A instituição esclareceu que as investigações continuam com o objetivo de identificar outros possíveis envolvidos e esclarecer completamente os fatos.
Relembre o caso
O ataque aconteceu por volta das 2h30 da sexta-feira (10). Segundo a Polícia Militar, os criminosos encapuzados e armados com armas de grosso calibre, semelhantes a fuzis, usaram explosivos para destruir o banco. Parte da ação foi registrada por câmeras de segurança. Veja o vídeo:
As imagens mostram os suspeitos nas imediações da agência no momento da detonação, alguns chegam a ser atingidos por estilhaços e um deles foi arremessado com a força da explosão. Apesar da violência do ataque e dos danos ao prédio, não houve vítimas.
Após o crime, dezenas de viaturas foram mobilizadas e fizeram um cerco na cidade. Os suspeitos fugiram inicialmente em um carro, mas, com o avanço das diligências, a Polícia Militar conseguiu identificar e prender três envolvidos. A corporação não informou se alguma quantia foi levada durante a ação.
De acordo com a Polícia Civil, os suspeitos tentaram dificultar a resposta policial, incendiando veículos e espalhando objetos perfurantes pelas vias de acesso. Três deles foram presos pela Polícia Militar poucas horas após o crime.
Como a agência bancária pertence ao governo federal, a Polícia Federal foi acionada e conduz as investigações, com apoio da Polícia Civil de Minas Gerais. Além disso, uma equipe do Batalhão de Operações Especiais (Bope), de Belo Horizonte, foi deslocada de avião para reforçar os trabalhos na região.
O Banco do Brasil informou que a polícia foi acionada exatamente um minuto após identificar a movimentação dos suspeitos ao redor da agência e ressalta que os criminosos não levaram qualquer cédula da unidade.

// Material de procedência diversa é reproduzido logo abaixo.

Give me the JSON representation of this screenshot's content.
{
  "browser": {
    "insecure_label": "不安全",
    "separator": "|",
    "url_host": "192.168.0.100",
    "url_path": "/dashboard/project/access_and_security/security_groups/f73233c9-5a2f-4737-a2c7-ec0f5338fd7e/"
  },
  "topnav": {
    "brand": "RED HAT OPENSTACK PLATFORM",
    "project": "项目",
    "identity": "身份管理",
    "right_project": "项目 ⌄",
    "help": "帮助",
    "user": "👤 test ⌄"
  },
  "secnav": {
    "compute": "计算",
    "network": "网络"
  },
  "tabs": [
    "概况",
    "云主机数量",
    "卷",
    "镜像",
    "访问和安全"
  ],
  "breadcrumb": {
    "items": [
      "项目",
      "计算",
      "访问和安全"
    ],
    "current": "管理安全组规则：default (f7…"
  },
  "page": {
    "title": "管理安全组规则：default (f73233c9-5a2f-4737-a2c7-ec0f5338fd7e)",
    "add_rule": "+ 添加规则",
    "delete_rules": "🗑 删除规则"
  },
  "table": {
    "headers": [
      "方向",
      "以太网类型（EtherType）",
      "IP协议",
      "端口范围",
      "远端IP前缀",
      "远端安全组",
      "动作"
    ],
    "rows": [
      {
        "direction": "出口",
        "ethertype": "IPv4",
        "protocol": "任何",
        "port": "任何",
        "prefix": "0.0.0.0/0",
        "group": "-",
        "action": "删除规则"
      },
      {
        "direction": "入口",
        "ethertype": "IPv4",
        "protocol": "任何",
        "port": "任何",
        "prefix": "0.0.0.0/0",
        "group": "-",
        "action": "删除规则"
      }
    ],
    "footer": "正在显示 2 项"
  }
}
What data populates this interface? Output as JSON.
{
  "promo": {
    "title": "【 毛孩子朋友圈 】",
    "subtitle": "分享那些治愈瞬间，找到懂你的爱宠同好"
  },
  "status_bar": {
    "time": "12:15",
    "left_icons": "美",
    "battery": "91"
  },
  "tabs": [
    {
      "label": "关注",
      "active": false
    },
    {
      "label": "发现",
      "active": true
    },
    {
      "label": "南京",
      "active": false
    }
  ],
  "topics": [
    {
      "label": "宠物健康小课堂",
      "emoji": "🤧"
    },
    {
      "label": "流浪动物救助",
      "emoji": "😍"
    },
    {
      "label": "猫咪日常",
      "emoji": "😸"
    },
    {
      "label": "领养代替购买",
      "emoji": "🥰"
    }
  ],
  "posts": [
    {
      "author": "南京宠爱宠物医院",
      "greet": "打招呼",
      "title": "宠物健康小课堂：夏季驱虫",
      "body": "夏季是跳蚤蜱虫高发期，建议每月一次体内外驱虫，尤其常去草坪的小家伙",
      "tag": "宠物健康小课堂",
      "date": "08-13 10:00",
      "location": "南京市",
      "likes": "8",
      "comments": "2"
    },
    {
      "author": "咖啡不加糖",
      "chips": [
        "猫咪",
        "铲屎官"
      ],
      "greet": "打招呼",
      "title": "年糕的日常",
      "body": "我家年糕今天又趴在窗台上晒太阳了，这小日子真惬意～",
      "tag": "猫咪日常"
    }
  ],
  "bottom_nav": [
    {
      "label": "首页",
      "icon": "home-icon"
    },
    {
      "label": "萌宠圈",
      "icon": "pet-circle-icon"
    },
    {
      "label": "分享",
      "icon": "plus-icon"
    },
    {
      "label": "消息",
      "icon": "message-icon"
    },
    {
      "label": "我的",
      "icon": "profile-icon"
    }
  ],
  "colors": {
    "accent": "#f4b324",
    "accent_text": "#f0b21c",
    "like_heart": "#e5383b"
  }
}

O banco ressaltou que o investimento em tecnologia de monitoramento e inteligência, em dispositivos para tingir e dilacerar papel-moeda em caso de ataques e o uso de cofres mais modernos, resistentes a explosões, explicam a diminuição de casos deste tipo ao longo dos últimos anos.
A instituição declarou também que a agência está fechada para perícia e atua para restabelecer o atendimento no menor tempo possível. Os clientes que necessitarem de serviços presenciais podem procurar as agências nas cidades mais próximas, em Rodeiro e Guiricema.